Slash funding for 'non-essential' courses, says CBI
A wholly market-led approach to the funding of further education would ensure providers met employer needs and delivered better value for money, a paper by the Confederation of British Industry (CBI) said this week.
Courses that have no "economically valuable output" should have their public funding cut by half, and providers must accept possible cuts in their funding in order to deliver the training demanded by employers at a price they can afford, according to the CBI paper Reforming skills funding: delivering productive results.
The paper says that the current funding model is so bound by bureaucracy that it leaves colleges and other learning providers unable to meet employer demands effectively. It states that employers see bureaucratic hurdles as a potential deterrent to working with providers.
An employer should be able to have a "single conversation" with a provider about their skills and training needs, the paper says. The provider should then put a package of funding together to meet these needs.
While it may be possible to reform the funding system to make it more responsive, the paper says "we should be prepared to go further" and scrap it altogether. The current system, which is based on trying to predict demand centrally, should be replaced by a "fully market-led approach".

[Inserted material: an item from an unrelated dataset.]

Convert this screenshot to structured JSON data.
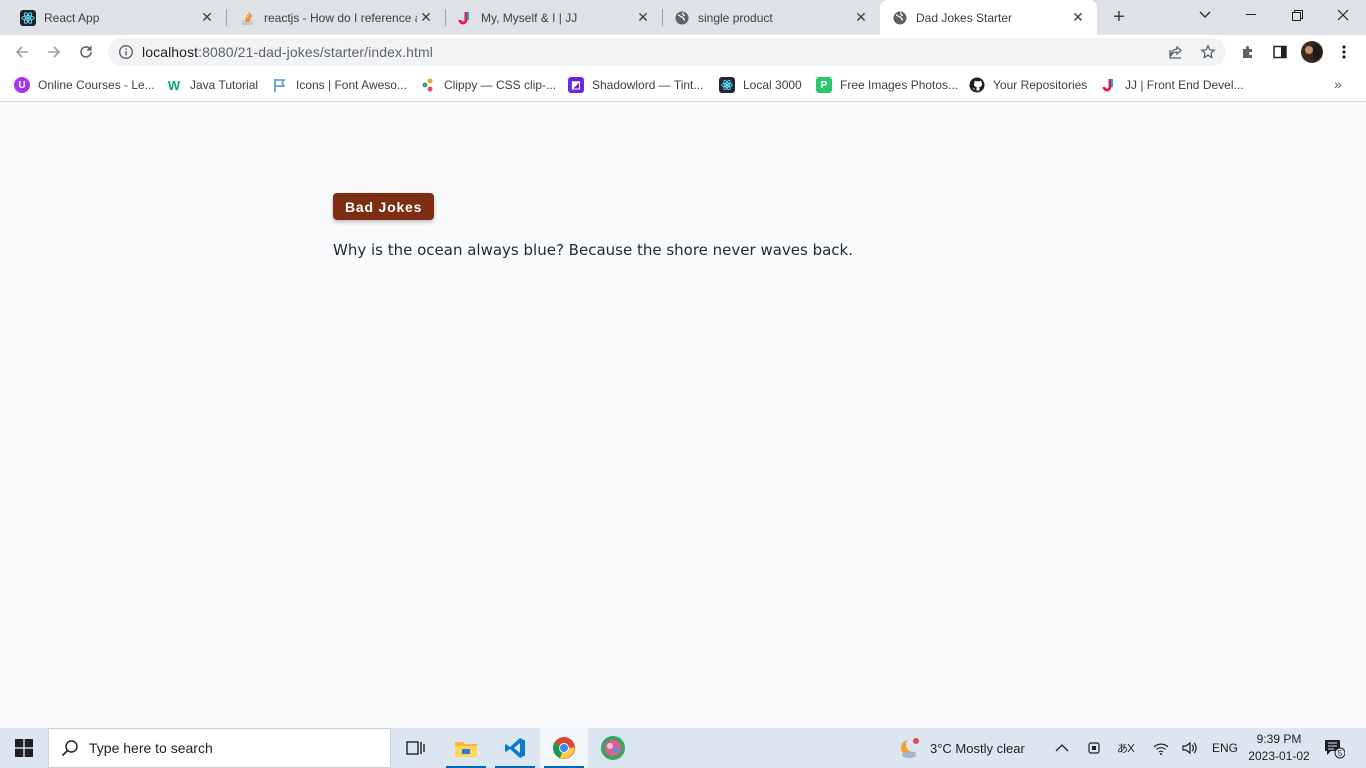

"Under this system, providers would no longer receive a bloc allocation but would simply draw down funding when individual employers enrolled staff on courses," the paper says.
"This would ensure funding genuinely followed employer choice and that providers had to compete for funding based on quality of service."
Richard Wainer, head of education and skills for the CBI, said: "Colleges know that they have to be more responsive to business, so let's get on with trusting them more to build that responsiveness. Why should they be over-burdened by inspection, audit and funding regulations?"
Under the CBI proposals, "non-essential" programmes, including "adult safeguarded learning", that support learning for its intrinsic value and do not necessarily deliver an economically valuable result, would have their funding halved.
Money should be redistributed to support apprenticeships, particularly to meet the growing demand from those over 25, and skills training in science, technology, engineering and maths (STEM) subjects.
Mr Wainer said: "If, at a time when budgets are under pressure, it means diverting resources away from leisure, personal learning and community development and putting it in training that will deliver higher economic return and improve people's employability, then that's the direction we have to move in."
Alastair Thomson, principal policy officer for the adult education body Niace, said: "The CBI fails to recognise that the UK needs social capital as well as human capital.
"Safeguarded adult learning provides quantifiable returns in terms of better health, lower crime and higher civic participation. The annual pound;210 million for safeguarded learning is less than 2 per cent of the total adult training spend, and the only part accessible to older people outside the labour market."
The paper also says that Train to Gain is not meeting business needs because the business and social objectives "have become entangled". Two- fifths of employers feel Train to Gain has had no impact on their organisation, according to the CBI.
It says one of the problems with Train to Gain is that it will fund eight times as many learners at level 2 with funding "badging up" existing skills rather than developing new ones. Allocations are geared to meet the Government's qualifications targets for 2020 rather than business needs.